Pour lui, la retraite complémentaire est un impératif pour l’avenir. Le ministre de l’Emploi a insisté sur la nécessité de souscrire à la complémentaire par capitalisation. S’adressant aux agents en activité avant août 2020 qui avaient initialement refusé le prélèvement automatique, il les a invités à autoriser ces retenues à la source.
« Les avantages liés à votre fonction s’arrêtent avec elle. Seule votre pension, boostée par vos cotisations additionnelles, vous garantira une retraite paisible », a martelé Adama Kamara, rappelant que les améliorations salariales accordées par le président Alassane Ouattara offrent désormais la marge financière nécessaire pour investir dans cette prévoyance.
Le ministre a également réitéré l’importance de la Couverture maladie universelle (CMU) et du Régime social des travailleurs indépendants (RSTI), soulignant que le paiement régulier des cotisations est le seul gage d’une solidarité nationale efficace.

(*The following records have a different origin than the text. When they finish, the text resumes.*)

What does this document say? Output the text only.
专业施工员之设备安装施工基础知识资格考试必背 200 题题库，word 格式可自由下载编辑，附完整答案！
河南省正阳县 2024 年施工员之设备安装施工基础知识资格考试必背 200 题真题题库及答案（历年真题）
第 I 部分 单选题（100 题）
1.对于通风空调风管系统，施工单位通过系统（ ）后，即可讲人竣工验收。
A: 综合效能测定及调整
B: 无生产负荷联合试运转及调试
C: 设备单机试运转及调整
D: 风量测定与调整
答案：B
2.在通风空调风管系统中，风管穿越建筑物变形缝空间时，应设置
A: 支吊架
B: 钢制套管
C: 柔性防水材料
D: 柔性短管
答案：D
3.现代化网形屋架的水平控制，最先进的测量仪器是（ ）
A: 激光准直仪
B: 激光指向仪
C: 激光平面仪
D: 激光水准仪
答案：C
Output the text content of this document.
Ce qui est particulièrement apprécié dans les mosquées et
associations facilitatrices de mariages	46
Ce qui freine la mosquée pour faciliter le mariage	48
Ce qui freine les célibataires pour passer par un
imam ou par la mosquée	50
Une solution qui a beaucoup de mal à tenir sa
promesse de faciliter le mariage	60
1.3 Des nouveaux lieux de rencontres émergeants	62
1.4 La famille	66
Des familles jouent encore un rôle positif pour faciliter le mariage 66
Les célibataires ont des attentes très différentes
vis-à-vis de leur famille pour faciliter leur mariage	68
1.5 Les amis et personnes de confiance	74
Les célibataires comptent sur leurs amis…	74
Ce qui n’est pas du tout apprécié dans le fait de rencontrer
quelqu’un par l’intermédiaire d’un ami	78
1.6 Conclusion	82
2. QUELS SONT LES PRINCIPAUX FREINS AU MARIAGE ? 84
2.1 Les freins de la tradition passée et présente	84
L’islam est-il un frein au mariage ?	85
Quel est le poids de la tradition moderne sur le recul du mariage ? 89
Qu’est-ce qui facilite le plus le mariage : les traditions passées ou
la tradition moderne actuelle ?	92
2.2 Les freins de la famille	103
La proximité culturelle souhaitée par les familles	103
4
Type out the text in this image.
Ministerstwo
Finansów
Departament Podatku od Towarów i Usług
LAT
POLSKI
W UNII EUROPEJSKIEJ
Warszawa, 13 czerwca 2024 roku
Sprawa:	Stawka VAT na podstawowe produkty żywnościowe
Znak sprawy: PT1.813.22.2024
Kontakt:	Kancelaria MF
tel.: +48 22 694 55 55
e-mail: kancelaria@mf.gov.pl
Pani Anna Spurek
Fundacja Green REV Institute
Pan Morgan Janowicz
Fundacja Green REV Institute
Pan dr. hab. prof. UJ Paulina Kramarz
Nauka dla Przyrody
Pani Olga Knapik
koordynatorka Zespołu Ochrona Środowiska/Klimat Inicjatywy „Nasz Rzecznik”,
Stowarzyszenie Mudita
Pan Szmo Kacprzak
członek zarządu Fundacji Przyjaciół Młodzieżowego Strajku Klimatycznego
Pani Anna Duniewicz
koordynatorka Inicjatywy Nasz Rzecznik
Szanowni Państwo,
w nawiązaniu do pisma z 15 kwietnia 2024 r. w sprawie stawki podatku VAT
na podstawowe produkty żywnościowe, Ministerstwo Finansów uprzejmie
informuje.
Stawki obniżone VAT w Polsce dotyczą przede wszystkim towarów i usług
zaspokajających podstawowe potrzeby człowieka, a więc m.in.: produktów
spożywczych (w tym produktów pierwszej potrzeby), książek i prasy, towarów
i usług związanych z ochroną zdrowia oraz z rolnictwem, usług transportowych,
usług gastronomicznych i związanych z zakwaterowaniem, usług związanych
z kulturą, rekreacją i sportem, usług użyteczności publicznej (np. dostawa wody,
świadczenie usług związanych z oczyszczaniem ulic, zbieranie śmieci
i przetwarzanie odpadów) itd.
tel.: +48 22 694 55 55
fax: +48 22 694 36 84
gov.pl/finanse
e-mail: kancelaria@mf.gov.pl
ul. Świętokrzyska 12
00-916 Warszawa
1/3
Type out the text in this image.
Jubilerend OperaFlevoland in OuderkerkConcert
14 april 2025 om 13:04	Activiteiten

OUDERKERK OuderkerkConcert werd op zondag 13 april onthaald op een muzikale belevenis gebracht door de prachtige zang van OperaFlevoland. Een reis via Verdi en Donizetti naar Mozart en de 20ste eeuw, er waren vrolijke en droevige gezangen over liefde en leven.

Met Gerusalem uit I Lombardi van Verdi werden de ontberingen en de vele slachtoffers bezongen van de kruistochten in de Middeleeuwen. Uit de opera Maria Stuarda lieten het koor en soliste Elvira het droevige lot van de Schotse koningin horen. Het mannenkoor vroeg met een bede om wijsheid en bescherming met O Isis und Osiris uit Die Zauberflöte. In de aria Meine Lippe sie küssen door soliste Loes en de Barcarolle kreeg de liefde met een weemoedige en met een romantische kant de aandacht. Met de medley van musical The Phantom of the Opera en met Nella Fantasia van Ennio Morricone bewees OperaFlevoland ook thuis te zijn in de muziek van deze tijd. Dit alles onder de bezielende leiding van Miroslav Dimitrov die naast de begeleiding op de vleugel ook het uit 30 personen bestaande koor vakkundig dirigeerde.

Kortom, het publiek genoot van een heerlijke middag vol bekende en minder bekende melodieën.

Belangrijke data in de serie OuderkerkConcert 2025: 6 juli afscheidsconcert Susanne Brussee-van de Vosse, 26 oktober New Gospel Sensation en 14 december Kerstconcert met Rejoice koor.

Du côté des partenaires sociaux, l’heure est aux perspectives d’avenir. Mamadou Soro, secrétaire général de la Centrale Humanisme, a annoncé l’ouverture, dès ce mois de mai 2026, de discussions cruciales sur la revalorisation des salaires minima catégoriels.
Il a également pointé du doigt les mutations profondes du marché du travail, citant l’émergence de l’Intelligence artificielle (IA). Selon lui, il est urgent de redéfinir les relations entre travailleurs, patronat et État face à cette révolution technologique.
De son côté, Yves Kodibo, leader de l’UNATR-CI, a porté des revendications plus sociales, réclamant l’arrêt des « affectations-sanctions » contre les syndicalistes et demandant la suppression des taxes sur les services funéraires.
Clôturant les échanges, le Premier ministre Robert Mambé a tenu à rassurer les travailleurs. Tout en prenant acte des doléances exprimées, il a affirmé que le gouvernement apporterait des « réponses très concrètes » pour sécuriser les conditions de travail sur l’ensemble du territoire.